We predict that green areas have relatively low danger of mass destruction based on the factors listed above, meaning these areas have zero ‘dangerous factors’. The yellow indicates areas that have two dangerous factors, and subsequently red areas indicate the most dangerous areas, that have two or more dangerous factors. From there we could create a land cost layer that weights the green areas less than the red areas. Then using the Cost Path tool we created a path from an arbitrary location to the closest hospital and then the closest community center. The purpose of this was to demonstrate how our analysis could be put to use in ‘real-life’ in the event of an earthquake. When we met with Kevin Wallinger, we discussed a previous project that had been undertaken by a group of Simon Fraser University students. They had met with Kevin and Daniel and they designed an iPhone app called QuakeAware. Today most people carry around smart phones with built in GPS systems and oddly enough this app was missing a map component. Kevin and Daniel suggested we create an analysis that could be adapted to a real world use. Given more time and resources our analysis could be added into a Google Maps type system. If an earthquake was to happen and assistance was needed, someone could launch their iPhone app that could determine their exact location and could draw the safest route to the closest community center or hospital. People work, live, and study in different places geographically therefore this app could potentially save lives. The existing QuakeAware app contained information of simple first aid procedures and other life-saving techniques. Our mapping component could build on this idea, and obviously be expanded upon given more time and resources.

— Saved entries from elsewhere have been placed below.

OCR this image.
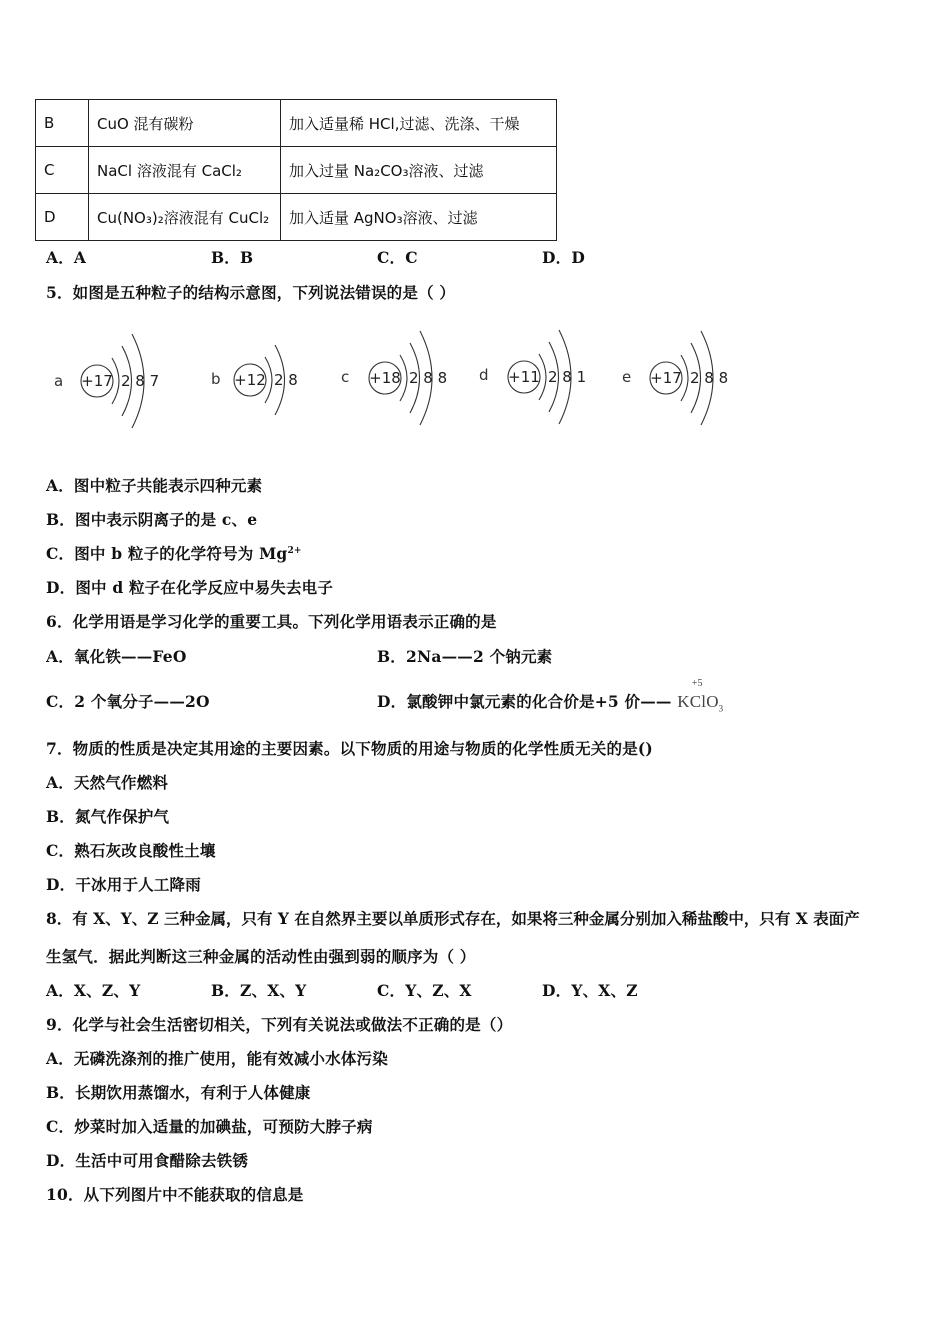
B	CuO 混有碳粉	加入适量稀 HCl,过滤、洗涤、干燥
C	NaCl 溶液混有 CaCl₂	加入过量 Na₂CO₃溶液、过滤
D	Cu(NO₃)₂溶液混有 CuCl₂	加入适量 AgNO₃溶液、过滤
A．A	B．B	C．C	D．D
5．如图是五种粒子的结构示意图，下列说法错误的是（ ）
a +17 2 8 7	b +12 2 8	c +18 2 8 8 d +11 2 8 1 e +17 2 8 8
A．图中粒子共能表示四种元素
B．图中表示阴离子的是 c、e
C．图中 b 粒子的化学符号为 $Mg^{2+}$
D．图中 d 粒子在化学反应中易失去电子
6．化学用语是学习化学的重要工具。下列化学用语表示正确的是
A．氧化铁——FeO	B．2Na——2 个钠元素
C．2 个氧分子——2O	D．氯酸钾中氯元素的化合价是+5 价—— K
+5
ClO$_3$
7．物质的性质是决定其用途的主要因素。以下物质的用途与物质的化学性质无关的是()
A．天然气作燃料
B．氮气作保护气
C．熟石灰改良酸性土壤
D．干冰用于人工降雨
8．有 X、Y、Z 三种金属，只有 Y 在自然界主要以单质形式存在，如果将三种金属分别加入稀盐酸中，只有 X 表面产
生氢气．据此判断这三种金属的活动性由强到弱的顺序为（ ）
A．X、Z、Y	B．Z、X、Y	C．Y、Z、X	D．Y、X、Z
9．化学与社会生活密切相关，下列有关说法或做法不正确的是（）
A．无磷洗涤剂的推广使用，能有效减小水体污染
B．长期饮用蒸馏水，有利于人体健康
C．炒菜时加入适量的加碘盐，可预防大脖子病
D．生活中可用食醋除去铁锈
10．从下列图片中不能获取的信息是
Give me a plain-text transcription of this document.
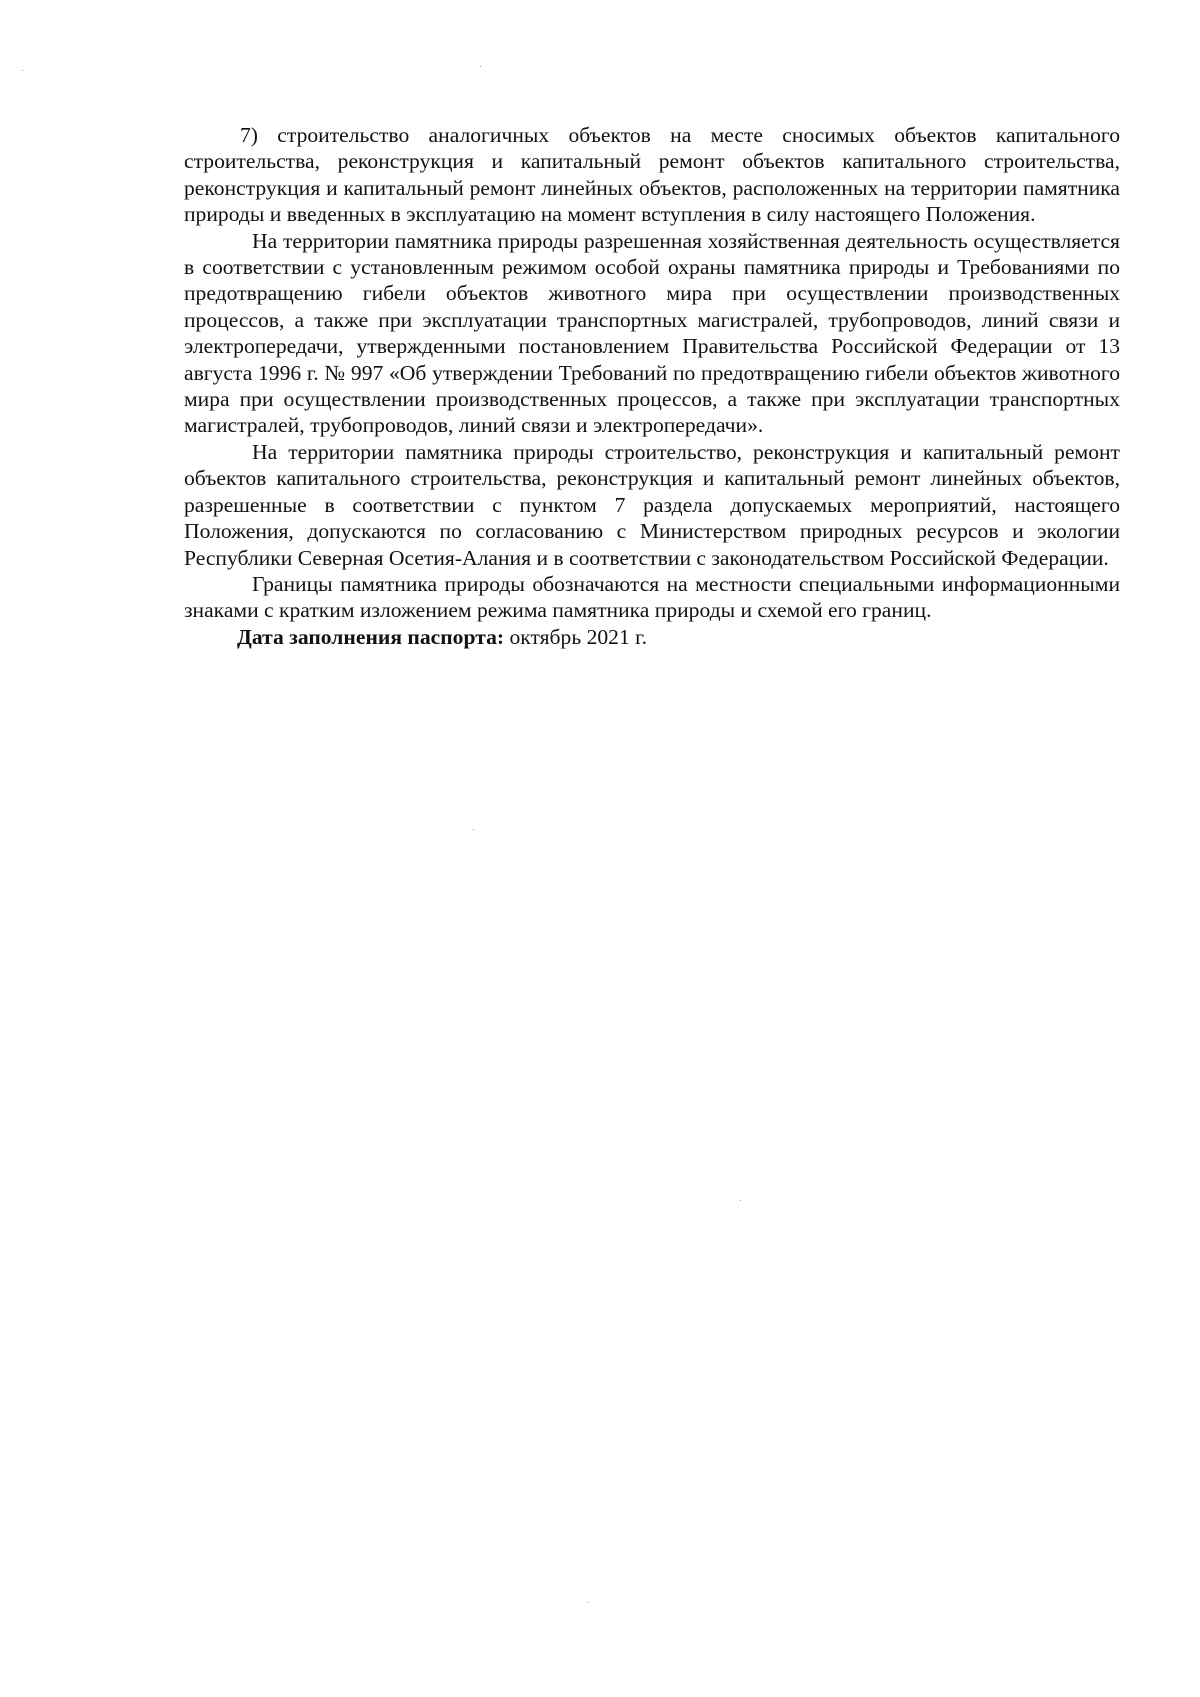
7) строительство аналогичных объектов на месте сносимых объектов капитального строительства, реконструкция и капитальный ремонт объектов капитального строительства, реконструкция и капитальный ремонт линейных объектов, расположенных на территории памятника природы и введенных в эксплуатацию на момент вступления в силу настоящего Положения.

На территории памятника природы разрешенная хозяйственная деятельность осуществляется в соответствии с установленным режимом особой охраны памятника природы и Требованиями по предотвращению гибели объектов животного мира при осуществлении производственных процессов, а также при эксплуатации транспортных магистралей, трубопроводов, линий связи и электропередачи, утвержденными постановлением Правительства Российской Федерации от 13 августа 1996 г. № 997 «Об утверждении Требований по предотвращению гибели объектов животного мира при осуществлении производственных процессов, а также при эксплуатации транспортных магистралей, трубопроводов, линий связи и электропередачи».

На территории памятника природы строительство, реконструкция и капитальный ремонт объектов капитального строительства, реконструкция и капитальный ремонт линейных объектов, разрешенные в соответствии с пунктом 7 раздела допускаемых мероприятий, настоящего Положения, допускаются по согласованию с Министерством природных ресурсов и экологии Республики Северная Осетия-Алания и в соответствии с законодательством Российской Федерации.

Границы памятника природы обозначаются на местности специальными информационными знаками с кратким изложением режима памятника природы и схемой его границ.

Дата заполнения паспорта: октябрь 2021 г.
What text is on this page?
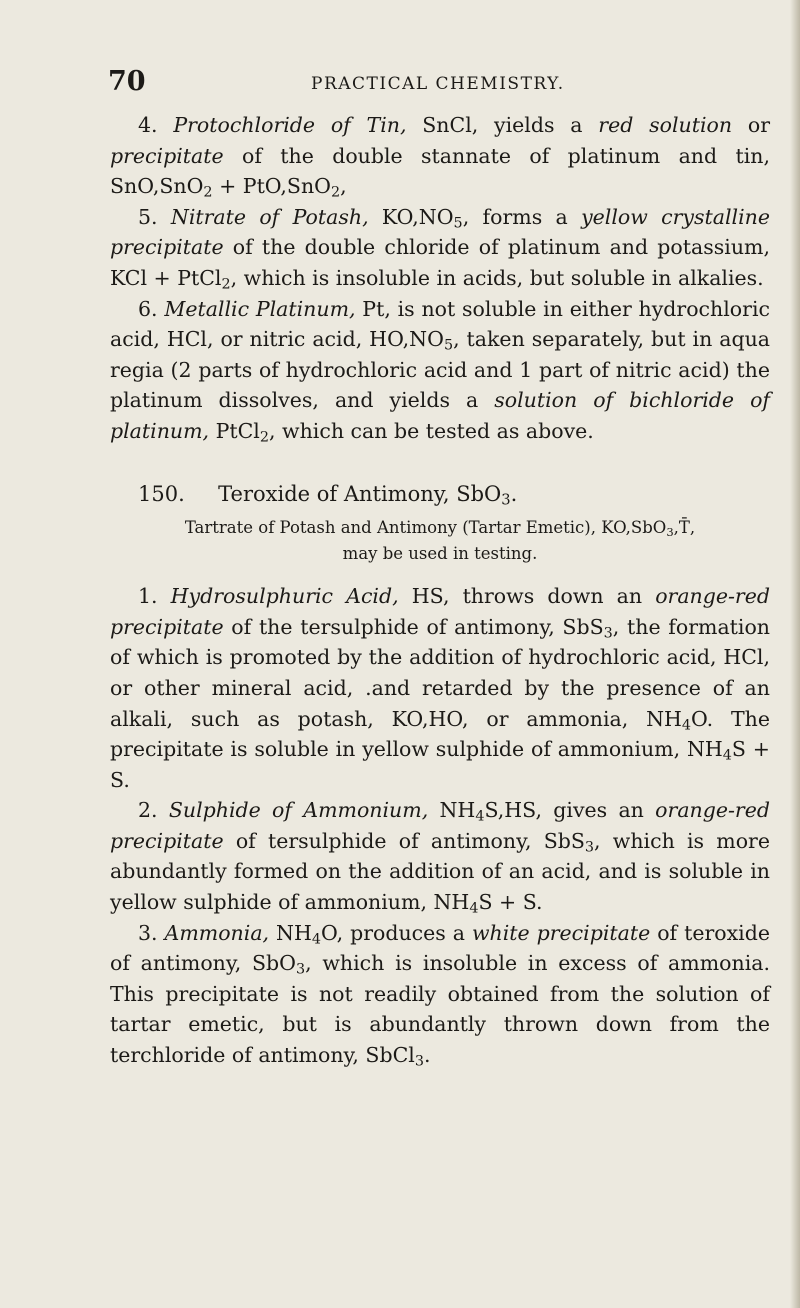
70	PRACTICAL CHEMISTRY.

4. Protochloride of Tin, SnCl, yields a red solution or precipitate of the double stannate of platinum and tin, SnO,SnO$_2$ + PtO,SnO$_2$,

5. Nitrate of Potash, $KO,NO_5$, forms a yellow crystalline precipitate of the double chloride of platinum and potassium, KCl + PtCl$_2$, which is insoluble in acids, but soluble in alkalies.

6. Metallic Platinum, Pt, is not soluble in either hydrochloric acid, HCl, or nitric acid, $HO,NO_5$, taken separately, but in aqua regia (2 parts of hydrochloric acid and 1 part of nitric acid) the platinum dissolves, and yields a solution of bichloride of platinum, PtCl$_2$, which can be tested as above.

150. Teroxide of Antimony, SbO$_3$.
Tartrate of Potash and Antimony (Tartar Emetic), KO,SbO$_3$,T̄,
may be used in testing.

1. Hydrosulphuric Acid, HS, throws down an orange-red precipitate of the tersulphide of antimony, SbS$_3$, the formation of which is promoted by the addition of hydrochloric acid, HCl, or other mineral acid, .and retarded by the presence of an alkali, such as potash, KO,HO, or ammonia, $NH_4O$. The precipitate is soluble in yellow sulphide of ammonium, $NH_4S + S$.

2. Sulphide of Ammonium, $NH_4S,HS$, gives an orange-red precipitate of tersulphide of antimony, SbS$_3$, which is more abundantly formed on the addition of an acid, and is soluble in yellow sulphide of ammonium, $NH_4S + S$.

3. Ammonia, $NH_4O$, produces a white precipitate of teroxide of antimony, SbO$_3$, which is insoluble in excess of ammonia. This precipitate is not readily obtained from the solution of tartar emetic, but is abundantly thrown down from the terchloride of antimony, SbCl$_3$.
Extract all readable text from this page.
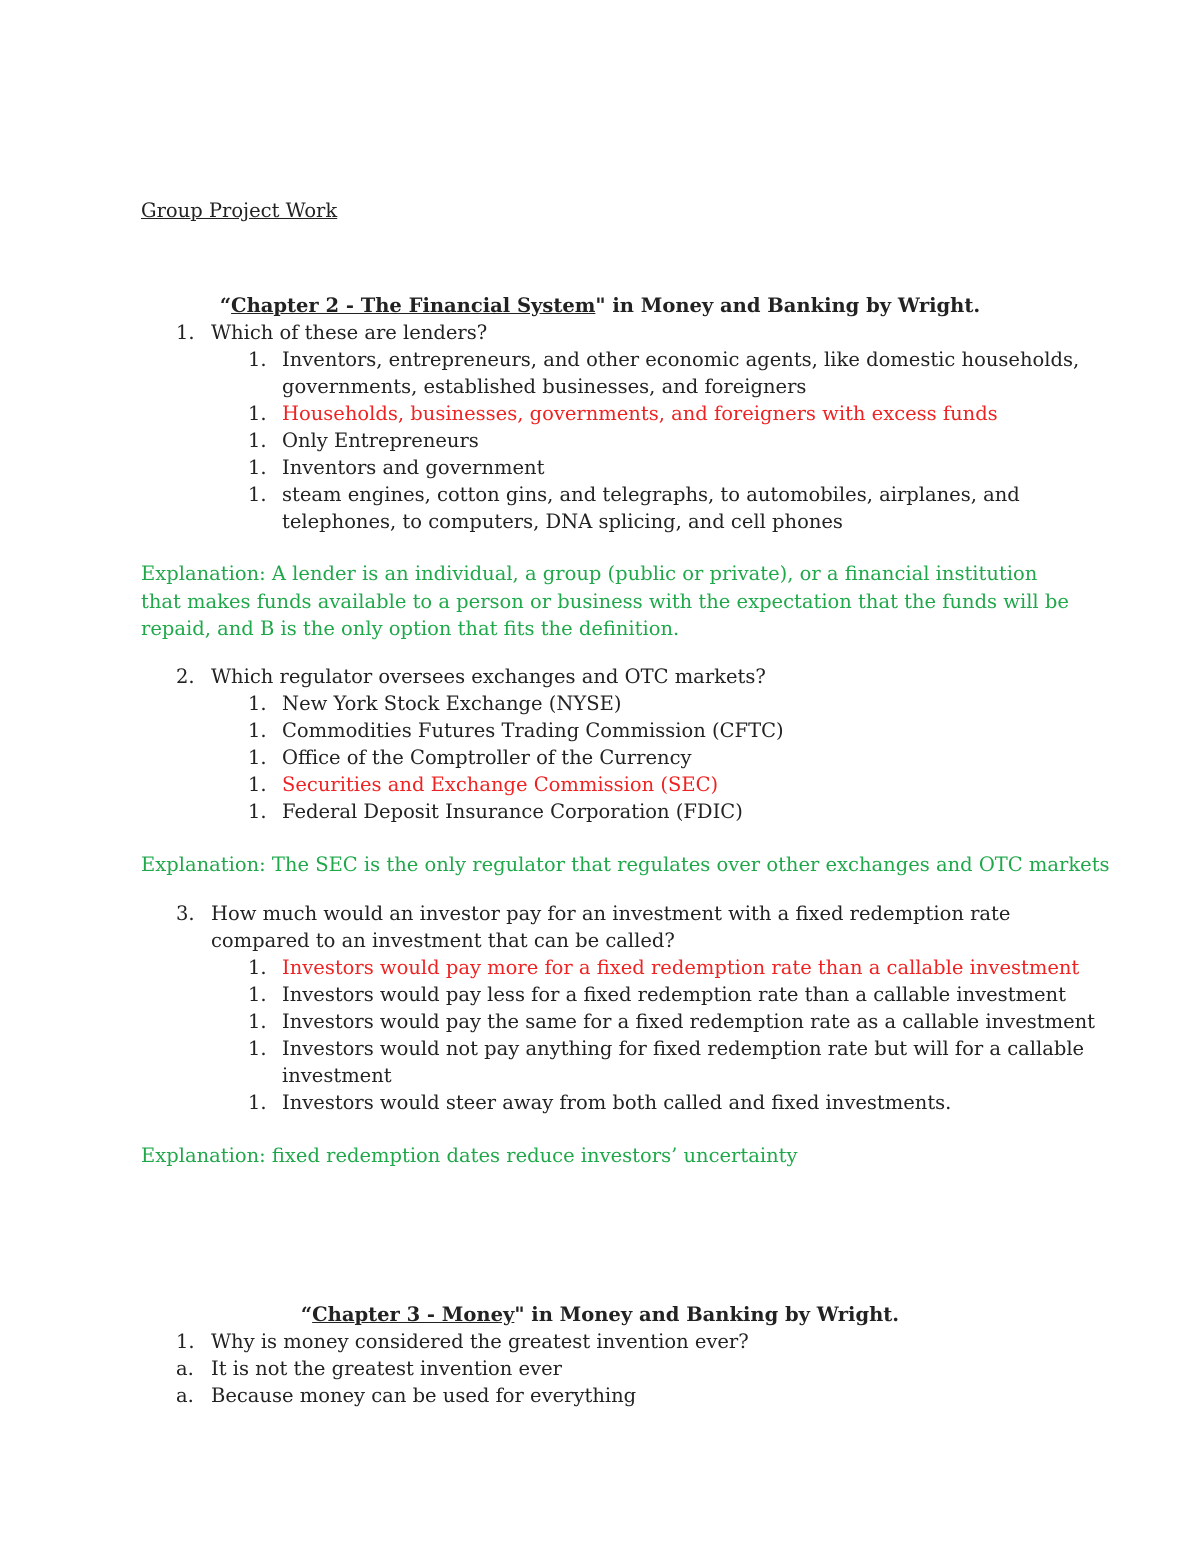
Group Project Work
“Chapter 2 - The Financial System" in Money and Banking by Wright.
1. Which of these are lenders?
1. Inventors, entrepreneurs, and other economic agents, like domestic households,
governments, established businesses, and foreigners
1. Households, businesses, governments, and foreigners with excess funds
1. Only Entrepreneurs
1. Inventors and government
1. steam engines, cotton gins, and telegraphs, to automobiles, airplanes, and
telephones, to computers, DNA splicing, and cell phones
Explanation: A lender is an individual, a group (public or private), or a financial institution that makes funds available to a person or business with the expectation that the funds will be repaid, and B is the only option that fits the definition.
2. Which regulator oversees exchanges and OTC markets?
1. New York Stock Exchange (NYSE)
1. Commodities Futures Trading Commission (CFTC)
1. Office of the Comptroller of the Currency
1. Securities and Exchange Commission (SEC)
1. Federal Deposit Insurance Corporation (FDIC)
Explanation: The SEC is the only regulator that regulates over other exchanges and OTC markets
3. How much would an investor pay for an investment with a fixed redemption rate
compared to an investment that can be called?
1. Investors would pay more for a fixed redemption rate than a callable investment
1. Investors would pay less for a fixed redemption rate than a callable investment
1. Investors would pay the same for a fixed redemption rate as a callable investment
1. Investors would not pay anything for fixed redemption rate but will for a callable
investment
1. Investors would steer away from both called and fixed investments.
Explanation: fixed redemption dates reduce investors’ uncertainty
“Chapter 3 - Money" in Money and Banking by Wright.
1. Why is money considered the greatest invention ever?
a. It is not the greatest invention ever
a. Because money can be used for everything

Overall we felt that our analysis was successful. Our objective was to use a method of GIS analysis that we had been exposed to in the labs this semester, and to perform an analysis that could potentially save people’s lives in the event of a natural disaster such as an earthquake. Kevin Wallinger and Daniel Stephens were a tremendous source of guidance and information in our project. We have met the objectives of this project, but given more time and more resources (data, money) our analysis could go much deeper and become more advanced. We understand that underlying geology, slope, proximity to transformer stations and waterline systems are not the only or true indicators of potential danger areas. We had wanted to include age of infrastructure including all buildings in our analysis, but that data was not available. We considered including a population analysis – looking at potentially how many people in a given area could visit a community center or hospital, but the reality most of us are constantly on the move and an earthquake can strike at any moment and census population would not reflect the daytime vs. night time populations. UBC for example has a substantially higher population during the day than what is reflected in the census. More extensive research and understanding into underlying geology would have benefitted our analysis of our project. This type of analysis is a project that would be taken on by a city, with thousands of dollars and more sensitive data at their disposal. We would have liked to map many more examples of more arbitrary locations (where you could be caught during an earthquake) to more community centers and hospitals do demonstrate our analysis, but unfortunately time did not permit. Nonetheless we have met the project objectives and hopefully one day our analysis could be expanded upon and possibly a collaboration project could be established between this idea and the QuakeAware app.